In a speech to the Committee for Economic Development of Australia in Canberra on Monday, Minister Pyne said over the next decade, the government would be investing $200 billion to strengthen defence capabilities and evolve and grow an onshore defence industry that fit our strategic requirements.
Australia needed a potent, capable and adaptable Defence Force and that required a a world-class defence industry with sound, sovereign capability.
This investment signalled the largest renewal of defence capability in our peacetime history, ensuring the Defence Force was equipped to meet an increasing range of commitments and, importantly, was ready for surprises.
“The Turnbull government wants a home-based defence industry that is strong and capable, that learns from the best, employs Australians, and is able to keep up with strategic demands,” Minister Pyne said.
“We want an industry aligned with Australia’s global and regional position, but not just for today, for decades into the future.”
The Naval Shipbuilding Plan commits to a long‑term continuous build program of 12 submarines, nine frigates, 12 offshore patrol vessels and 21 Pacific patrol boats for our neighbours.
“In short, we are on the cusp of a naval shipbuilding boom. By the middle of the 2020s we will need more than 5,000 workers just in Osborne working to build the Future Frigates and the Future Submarines. We will need quadruple that number again across the supply chain,” Minister Pyne said.
He said the government released the Defence White Paper, Defence Industry Policy Statement and Defence Integrated Investment Program in February 2016.
Together these outlined a new approach to defence industry, detailing what the Australian government is seeking to achieve in partnership with industry and what opportunities are on offer.
The minister said the government looked to industry to step up in its capability, productivity and innovation to help deliver this far-sighted continuous shipbuilding program.
“The government will release the Defence Industrial Capability Plan early next year, outlining the government’s 10-year vision for growing defence industry.
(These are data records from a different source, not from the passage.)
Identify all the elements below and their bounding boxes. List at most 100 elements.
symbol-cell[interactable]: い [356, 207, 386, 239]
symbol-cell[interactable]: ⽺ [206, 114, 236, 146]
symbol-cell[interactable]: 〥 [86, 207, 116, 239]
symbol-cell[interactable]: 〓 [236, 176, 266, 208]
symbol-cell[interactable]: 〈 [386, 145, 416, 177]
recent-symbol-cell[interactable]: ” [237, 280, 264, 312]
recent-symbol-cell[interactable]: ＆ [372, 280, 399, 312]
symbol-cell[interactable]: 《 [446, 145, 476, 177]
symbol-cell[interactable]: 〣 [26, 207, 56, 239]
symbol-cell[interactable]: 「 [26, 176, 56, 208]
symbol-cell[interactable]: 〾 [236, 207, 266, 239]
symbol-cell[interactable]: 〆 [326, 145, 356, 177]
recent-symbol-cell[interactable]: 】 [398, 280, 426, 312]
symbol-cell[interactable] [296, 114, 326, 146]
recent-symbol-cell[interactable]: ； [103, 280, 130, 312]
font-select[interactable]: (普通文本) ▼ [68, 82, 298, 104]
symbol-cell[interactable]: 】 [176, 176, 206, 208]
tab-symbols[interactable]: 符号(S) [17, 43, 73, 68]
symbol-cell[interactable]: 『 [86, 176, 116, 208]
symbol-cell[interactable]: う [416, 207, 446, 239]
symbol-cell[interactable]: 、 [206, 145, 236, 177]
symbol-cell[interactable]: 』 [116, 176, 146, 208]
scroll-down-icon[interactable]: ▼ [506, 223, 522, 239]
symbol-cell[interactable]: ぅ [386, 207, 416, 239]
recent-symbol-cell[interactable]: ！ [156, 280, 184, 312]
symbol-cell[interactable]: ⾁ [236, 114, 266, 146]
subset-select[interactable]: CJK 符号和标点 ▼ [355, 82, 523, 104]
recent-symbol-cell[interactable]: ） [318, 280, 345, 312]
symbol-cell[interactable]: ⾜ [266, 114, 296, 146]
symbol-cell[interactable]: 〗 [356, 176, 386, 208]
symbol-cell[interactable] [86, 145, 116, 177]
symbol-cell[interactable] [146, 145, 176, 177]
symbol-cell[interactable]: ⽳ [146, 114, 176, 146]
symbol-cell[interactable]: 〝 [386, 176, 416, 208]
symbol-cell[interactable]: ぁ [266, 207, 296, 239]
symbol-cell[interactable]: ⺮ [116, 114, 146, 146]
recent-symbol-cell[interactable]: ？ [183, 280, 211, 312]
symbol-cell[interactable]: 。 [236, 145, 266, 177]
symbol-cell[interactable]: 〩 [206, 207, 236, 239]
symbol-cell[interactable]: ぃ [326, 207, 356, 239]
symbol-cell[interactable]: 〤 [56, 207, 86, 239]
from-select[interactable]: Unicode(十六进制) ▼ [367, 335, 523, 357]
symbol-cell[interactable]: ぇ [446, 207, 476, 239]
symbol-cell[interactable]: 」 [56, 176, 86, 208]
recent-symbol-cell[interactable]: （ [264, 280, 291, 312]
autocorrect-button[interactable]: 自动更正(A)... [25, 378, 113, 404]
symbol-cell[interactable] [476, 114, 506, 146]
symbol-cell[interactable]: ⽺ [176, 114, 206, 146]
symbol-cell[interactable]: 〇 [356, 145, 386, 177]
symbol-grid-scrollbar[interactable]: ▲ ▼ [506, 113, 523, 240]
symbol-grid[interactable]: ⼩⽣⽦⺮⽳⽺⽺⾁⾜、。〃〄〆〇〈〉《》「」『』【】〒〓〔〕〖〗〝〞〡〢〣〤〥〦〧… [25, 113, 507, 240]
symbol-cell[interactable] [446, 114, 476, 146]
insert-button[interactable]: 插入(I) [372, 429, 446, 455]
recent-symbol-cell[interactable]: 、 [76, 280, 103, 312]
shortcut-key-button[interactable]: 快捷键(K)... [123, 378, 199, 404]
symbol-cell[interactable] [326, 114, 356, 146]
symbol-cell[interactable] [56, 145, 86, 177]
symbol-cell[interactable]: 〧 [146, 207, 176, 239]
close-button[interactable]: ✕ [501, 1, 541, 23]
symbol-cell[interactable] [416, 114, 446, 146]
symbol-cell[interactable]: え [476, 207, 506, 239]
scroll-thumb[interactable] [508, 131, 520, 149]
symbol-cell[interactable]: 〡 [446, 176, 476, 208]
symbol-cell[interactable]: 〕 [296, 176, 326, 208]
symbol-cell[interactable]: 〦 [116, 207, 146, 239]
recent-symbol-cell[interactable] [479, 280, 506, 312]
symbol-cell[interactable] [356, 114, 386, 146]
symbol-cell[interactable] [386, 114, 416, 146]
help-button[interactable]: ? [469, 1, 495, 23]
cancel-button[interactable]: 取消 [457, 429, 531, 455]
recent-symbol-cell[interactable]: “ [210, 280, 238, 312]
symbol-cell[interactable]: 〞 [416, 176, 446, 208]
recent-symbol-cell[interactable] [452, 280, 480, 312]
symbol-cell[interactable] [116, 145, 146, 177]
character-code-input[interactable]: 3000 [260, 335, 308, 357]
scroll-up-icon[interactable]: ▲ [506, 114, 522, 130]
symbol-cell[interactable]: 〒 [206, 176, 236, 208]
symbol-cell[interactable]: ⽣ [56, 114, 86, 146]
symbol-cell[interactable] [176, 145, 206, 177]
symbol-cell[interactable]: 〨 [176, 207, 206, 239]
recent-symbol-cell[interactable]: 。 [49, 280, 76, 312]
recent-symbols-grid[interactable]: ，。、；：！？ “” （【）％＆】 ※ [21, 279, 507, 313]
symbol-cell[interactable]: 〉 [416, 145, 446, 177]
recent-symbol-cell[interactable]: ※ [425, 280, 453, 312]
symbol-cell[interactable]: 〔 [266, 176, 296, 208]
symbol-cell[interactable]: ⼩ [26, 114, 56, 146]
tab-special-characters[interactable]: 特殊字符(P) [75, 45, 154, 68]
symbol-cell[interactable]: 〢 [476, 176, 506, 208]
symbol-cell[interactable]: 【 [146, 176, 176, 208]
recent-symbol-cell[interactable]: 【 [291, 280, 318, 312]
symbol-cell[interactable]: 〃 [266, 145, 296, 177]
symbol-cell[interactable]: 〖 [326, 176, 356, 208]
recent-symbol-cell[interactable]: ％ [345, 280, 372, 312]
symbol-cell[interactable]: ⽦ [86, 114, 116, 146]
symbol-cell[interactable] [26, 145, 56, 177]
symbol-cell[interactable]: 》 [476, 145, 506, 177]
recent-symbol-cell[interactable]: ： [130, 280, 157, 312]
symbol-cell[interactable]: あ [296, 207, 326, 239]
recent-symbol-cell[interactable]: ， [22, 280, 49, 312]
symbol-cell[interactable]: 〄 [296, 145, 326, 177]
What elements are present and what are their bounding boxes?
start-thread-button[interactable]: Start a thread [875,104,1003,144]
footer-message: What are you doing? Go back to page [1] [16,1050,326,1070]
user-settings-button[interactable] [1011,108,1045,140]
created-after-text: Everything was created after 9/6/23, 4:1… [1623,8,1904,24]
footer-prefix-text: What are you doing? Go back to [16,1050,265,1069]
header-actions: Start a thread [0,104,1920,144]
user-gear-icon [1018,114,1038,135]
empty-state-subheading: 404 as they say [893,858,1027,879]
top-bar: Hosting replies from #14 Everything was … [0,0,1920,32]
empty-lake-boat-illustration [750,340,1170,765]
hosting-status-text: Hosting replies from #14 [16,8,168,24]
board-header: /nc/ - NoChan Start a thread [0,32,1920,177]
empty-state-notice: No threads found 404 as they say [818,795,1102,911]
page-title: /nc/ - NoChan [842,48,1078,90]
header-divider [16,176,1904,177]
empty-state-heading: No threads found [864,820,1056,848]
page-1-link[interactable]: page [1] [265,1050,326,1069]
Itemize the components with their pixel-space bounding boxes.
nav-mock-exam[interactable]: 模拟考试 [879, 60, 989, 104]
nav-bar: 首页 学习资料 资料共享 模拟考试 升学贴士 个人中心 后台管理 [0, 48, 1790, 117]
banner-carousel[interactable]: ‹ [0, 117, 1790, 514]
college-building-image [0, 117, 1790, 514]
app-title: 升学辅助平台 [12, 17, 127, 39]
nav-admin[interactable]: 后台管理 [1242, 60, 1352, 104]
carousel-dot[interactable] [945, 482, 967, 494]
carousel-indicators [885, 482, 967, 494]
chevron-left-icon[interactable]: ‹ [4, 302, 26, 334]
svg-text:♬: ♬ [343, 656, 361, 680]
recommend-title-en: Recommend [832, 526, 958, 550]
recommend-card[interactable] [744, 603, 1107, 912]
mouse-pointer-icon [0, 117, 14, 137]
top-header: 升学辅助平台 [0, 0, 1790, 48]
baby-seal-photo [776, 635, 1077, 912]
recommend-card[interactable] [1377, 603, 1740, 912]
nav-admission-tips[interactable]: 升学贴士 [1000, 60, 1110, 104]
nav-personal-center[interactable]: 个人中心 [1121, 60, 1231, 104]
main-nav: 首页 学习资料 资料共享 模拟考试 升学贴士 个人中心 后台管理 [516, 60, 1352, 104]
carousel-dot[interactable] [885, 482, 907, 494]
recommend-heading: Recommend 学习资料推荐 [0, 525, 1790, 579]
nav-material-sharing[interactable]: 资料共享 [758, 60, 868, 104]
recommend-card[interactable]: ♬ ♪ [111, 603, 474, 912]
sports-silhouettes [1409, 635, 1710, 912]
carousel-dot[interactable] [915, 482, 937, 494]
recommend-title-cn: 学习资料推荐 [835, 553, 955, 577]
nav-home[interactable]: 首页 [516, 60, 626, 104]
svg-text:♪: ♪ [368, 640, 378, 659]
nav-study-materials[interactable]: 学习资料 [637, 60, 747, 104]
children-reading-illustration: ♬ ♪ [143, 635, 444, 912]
This is a very exciting step,” he said.
Minister Pyne said the Capability Plan was designed to give industry the tools to help inform its future decisions, outlining our initial sovereign industrial capabilities.
“These are the industrial capabilities so vital to Defence’s operational mission that they must be developed and sustained by Australian industry,” he said.
“They must also be technically and commercially feasible for Australian industry and affordable to pursue.”
Not everything will be identified as a sovereign industrial capability. Australia, indeed no country, can be entirely self-sufficient, and even if it were technically possible, Australia couldn’t afford it, he said.
These sovereign industrial capabilities will be a subset of a defence industry policy that focuses on maximising opportunities for Australian industry to meet all our defence capability needs.
“This plan is another step in the government’s broader defence industry policy. It strives to expand domestic involvement across the acquisition, operation and sustainment of our defence capability,” he said.
Positioning Australia as a high-tech manufacturing nation rested on the nation's ability to develop and export globally innovative products.
“This is why the government will release its Defence Export Strategy by the end of this year. The strategy will provide a comprehensive roadmap for our defence industry to enjoy greater success overseas,” he said.
“This is critical to our objective of building the resilience and sustainability of our defence industry to meet our capability needs, and to securing long-term growth and jobs for Australians.”